Day 17: Becoming a Time Lord in Raku

I’ve lived within a few minutes of a time zone border for most of my life. The way we distinguished time wasn’t with the official monickers of “Eastern” and “Central” time. No, we used the much more folksy (and yet, also much cooler) terms “fast time” and “slow time”. Knowing which zone you were talking about was extremely important as many people like my mother lived in one zone and worked in the other.

When I started looking at implementing internationalized DateTime formatters in Raku using data from the Common Linguistic Data Repository (or CLDR), I came to a fairly surprisingly realization: Raku doesn’t understand timezones! Sure, DateTime objects have the .timezone method, but it’s just an alias for .offset to figure out the offset from GMT.

Having lived in countries that did daylight savings time at different times of the year, having family in places in my own zone that don’t observe daylight savings time, and knowing that there are weird places with thirty- and even forty-five-minute offsets from GMT, I knew time zones could be complicated.

The universe is big, it’s vast and complicated, and ridiculous

There is a huge database simply called tz that is a huge repository of timezone data, from when transitions occurred, when daylight savings time when in and out off commission, offsets, everything. Unlike the Unicode code charts, Raku doesn’t include this as a part of its core because of its frequent updates and inherent instability (yay politicians). OTOH, probably in part to its origins as a real-life XKCD comic, it does include some very cool old-fashioned programmer musings which I fully advocate for us bringing back (when was the last time you saw a code base quoting literature in their header? Knuth?)

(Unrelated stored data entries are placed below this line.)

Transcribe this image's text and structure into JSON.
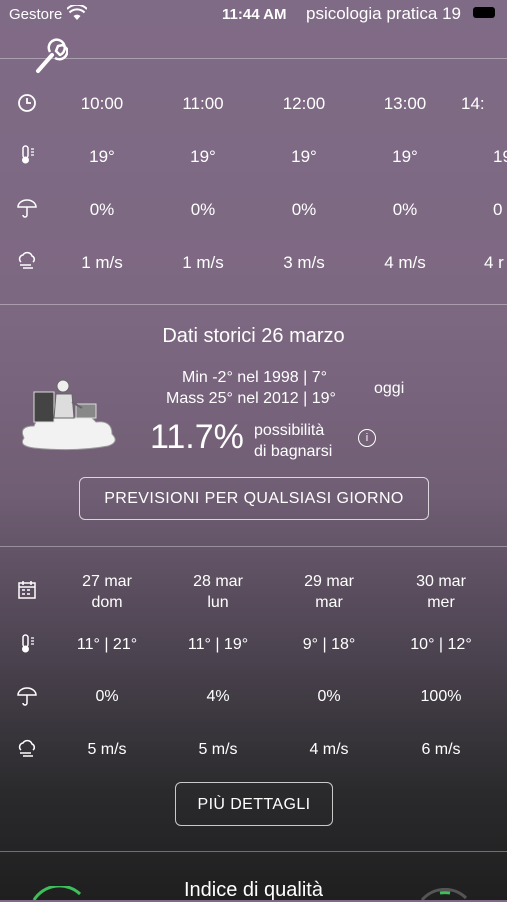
{
  "status": {
    "carrier": "Gestore",
    "time": "11:44 AM",
    "notification": "psicologia pratica 19"
  },
  "hourly": {
    "hours": [
      "10:00",
      "11:00",
      "12:00",
      "13:00",
      "14:"
    ],
    "temps": [
      "19°",
      "19°",
      "19°",
      "19°",
      "19"
    ],
    "rain": [
      "0%",
      "0%",
      "0%",
      "0%",
      "0"
    ],
    "wind": [
      "1 m/s",
      "1 m/s",
      "3 m/s",
      "4 m/s",
      "4 r"
    ]
  },
  "historical": {
    "title": "Dati storici 26 marzo",
    "min_line": "Min -2°  nel 1998 | 7°",
    "max_line": "Mass 25°  nel 2012 | 19°",
    "today": "oggi",
    "percent": "11.7%",
    "possibility_l1": "possibilità",
    "possibility_l2": "di bagnarsi",
    "info": "i",
    "button": "PREVISIONI PER QUALSIASI GIORNO"
  },
  "daily": {
    "days": [
      {
        "date": "27 mar",
        "weekday": "dom",
        "temp": "11° | 21°",
        "rain": "0%",
        "wind": "5 m/s"
      },
      {
        "date": "28 mar",
        "weekday": "lun",
        "temp": "11° | 19°",
        "rain": "4%",
        "wind": "5 m/s"
      },
      {
        "date": "29 mar",
        "weekday": "mar",
        "temp": "9° | 18°",
        "rain": "0%",
        "wind": "4 m/s"
      },
      {
        "date": "30 mar",
        "weekday": "mer",
        "temp": "10° | 12°",
        "rain": "100%",
        "wind": "6 m/s"
      }
    ],
    "button": "PIÙ DETTAGLI"
  },
  "quality_title": "Indice di qualità",
  "icons": [
    "wrench-icon",
    "clock-icon",
    "thermometer-icon",
    "umbrella-icon",
    "wind-cloud-icon",
    "calendar-icon",
    "wifi-icon",
    "battery-icon",
    "info-icon"
  ]
}
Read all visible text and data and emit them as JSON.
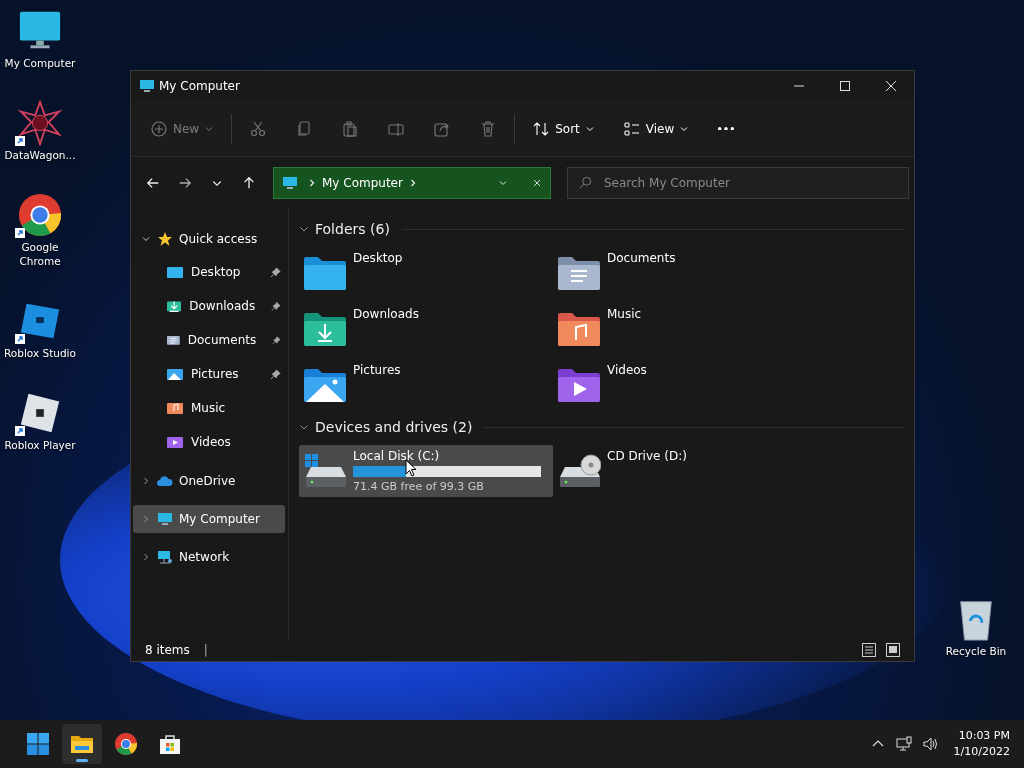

Alongside the database is a standard code library — one that’s likely on your computer if you’re using a *nix machine — to convert times from a variety of different representations while taking into consideration timezones. It’s written in C, so it’s highly portable.

We could have taken the easy way out and use NativeCall (a way to directly call compiled C code from within Raku) to pass in the data. But what’s the fun in that? Instead, I ported the code. After all, the algorithm is fairly simple consisting of tons of constants and some basic math, a few binary searches and a pair of conditional, but nothing that can’t be done in any language. Easy.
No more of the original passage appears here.